Son günlerde özellikle cafe ve restoranlarda artan fiyatlara karşı yapılan boykot çağrısı bence önemli. Bu anlaşılamaz matematik, hiper enflasyonla bile açıklanamaz duruma geldi.

Hürriyet Gazetesi’nden sevgili arkadaşım Fulya Soybaş olayı manşete taşıyınca daha bir elle tutulur, gözle görülür hale gelen boykot kararı umarım tüm ülkede başarıyla uygulanır. Çünkü bir İzmirli olarak söylüyorum artık İzmir, İstanbul'dan daha vahim durumda...

Turisti de, geliri de, gideri de üst segment olan İstanbul’un fiyat politikası yer yer değişiyor. Bu durumun mantıkla açıklanabilecek yönleri bir derece mantıklı ama İzmirli olarak benim beynimde yankılanan şu ki: “Hayırdır ya biz İzmiriz”

Bir çorba olmuş 200 tl.. Bakın lüks yerlerden bahsetmiyorum, alelade dükkan bunlar. Çorbanın 200 lira olduğu yerde pide, kebap fiyatları kaç para siz hesap edin. Ama Alsancak ya da Pasaport’ta çalışıyorsanız ki İzmir’in iş merkezi buralar o yüzden zaten hergün bu fiyatları ödüyorsunuzdur...
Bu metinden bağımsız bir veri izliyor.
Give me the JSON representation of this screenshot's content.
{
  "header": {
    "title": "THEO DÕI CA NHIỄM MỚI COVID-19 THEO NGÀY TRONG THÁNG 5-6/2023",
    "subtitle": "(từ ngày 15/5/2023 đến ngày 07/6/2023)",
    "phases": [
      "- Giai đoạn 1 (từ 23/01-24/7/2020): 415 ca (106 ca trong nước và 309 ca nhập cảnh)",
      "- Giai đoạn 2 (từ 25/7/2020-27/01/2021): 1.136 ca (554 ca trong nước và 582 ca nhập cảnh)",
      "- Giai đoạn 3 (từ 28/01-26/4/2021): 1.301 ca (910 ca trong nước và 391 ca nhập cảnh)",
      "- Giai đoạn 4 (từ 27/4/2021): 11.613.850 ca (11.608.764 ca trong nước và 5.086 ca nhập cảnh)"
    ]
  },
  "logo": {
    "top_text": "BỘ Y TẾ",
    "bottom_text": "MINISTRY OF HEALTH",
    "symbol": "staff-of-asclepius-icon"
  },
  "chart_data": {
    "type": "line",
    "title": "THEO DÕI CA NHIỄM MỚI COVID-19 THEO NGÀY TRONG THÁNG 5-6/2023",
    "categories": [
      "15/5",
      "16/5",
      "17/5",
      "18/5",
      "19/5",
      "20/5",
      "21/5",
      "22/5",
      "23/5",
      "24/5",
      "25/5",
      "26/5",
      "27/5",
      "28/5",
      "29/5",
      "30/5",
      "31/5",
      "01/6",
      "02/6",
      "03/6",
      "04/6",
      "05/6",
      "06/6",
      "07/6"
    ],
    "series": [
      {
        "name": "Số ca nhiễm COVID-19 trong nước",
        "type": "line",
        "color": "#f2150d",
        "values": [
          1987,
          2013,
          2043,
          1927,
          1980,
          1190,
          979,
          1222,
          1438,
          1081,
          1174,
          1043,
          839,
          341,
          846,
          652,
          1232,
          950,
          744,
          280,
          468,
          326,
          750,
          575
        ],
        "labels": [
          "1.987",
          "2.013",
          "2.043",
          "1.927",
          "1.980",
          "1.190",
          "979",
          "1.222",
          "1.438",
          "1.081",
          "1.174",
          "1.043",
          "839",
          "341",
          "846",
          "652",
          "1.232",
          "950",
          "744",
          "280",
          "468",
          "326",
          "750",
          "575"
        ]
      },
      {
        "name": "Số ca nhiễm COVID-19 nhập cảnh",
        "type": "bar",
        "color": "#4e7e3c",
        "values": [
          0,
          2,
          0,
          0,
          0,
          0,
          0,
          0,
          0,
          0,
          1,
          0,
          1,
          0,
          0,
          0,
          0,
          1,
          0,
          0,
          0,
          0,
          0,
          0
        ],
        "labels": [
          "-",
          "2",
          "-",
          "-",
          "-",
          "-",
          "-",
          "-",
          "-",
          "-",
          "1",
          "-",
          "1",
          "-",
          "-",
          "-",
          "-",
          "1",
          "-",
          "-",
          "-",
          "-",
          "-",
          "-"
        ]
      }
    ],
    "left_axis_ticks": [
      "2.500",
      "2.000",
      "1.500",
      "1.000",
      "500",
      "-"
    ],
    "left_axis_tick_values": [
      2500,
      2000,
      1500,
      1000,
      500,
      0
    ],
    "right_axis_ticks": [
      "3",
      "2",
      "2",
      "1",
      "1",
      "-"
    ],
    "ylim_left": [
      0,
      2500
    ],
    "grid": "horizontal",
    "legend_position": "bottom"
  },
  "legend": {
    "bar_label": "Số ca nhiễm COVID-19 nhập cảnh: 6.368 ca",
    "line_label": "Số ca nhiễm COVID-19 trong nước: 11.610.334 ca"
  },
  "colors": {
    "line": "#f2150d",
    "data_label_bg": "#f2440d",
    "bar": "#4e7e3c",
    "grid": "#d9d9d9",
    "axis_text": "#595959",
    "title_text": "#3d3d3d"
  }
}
Bir tabak makarna 250 lira. Ya bu hangi enflasyonla izah edilebilir. Yüzde bin kar demek bu. Enflasyon işte tam da burada başlıyor. Şimdi cadde üstü dükkanlar kira maliyetlerini bahane ediyor. Peki sen daha çok iş yapasın diye en işlek yerde tuttuğun dükkanın kirasını ben mi ödeyeceğim? 

Ancak ve maalesef ara sokaklardaki dükkanlarda aynı fiyat politikasını benimsemiş, nasılsa herkes bu fiyatlara alıştı mantığıyla onlar da yolunda devam ediyor. Bu konuda en mütevazi yerler, unlu mamüller kalıyor. İzmir’de marka olmuş 3 kazıkçı dışında gevrek, boyoz 10 hatta 8 lira. Sağolsunlar.

Bu boykotun iyi bir katılımla devleti de harekete geçirmesini umuyorum ya da şu modernizm maskesini çıkaralım ve sefertası dönemine geri dönelim.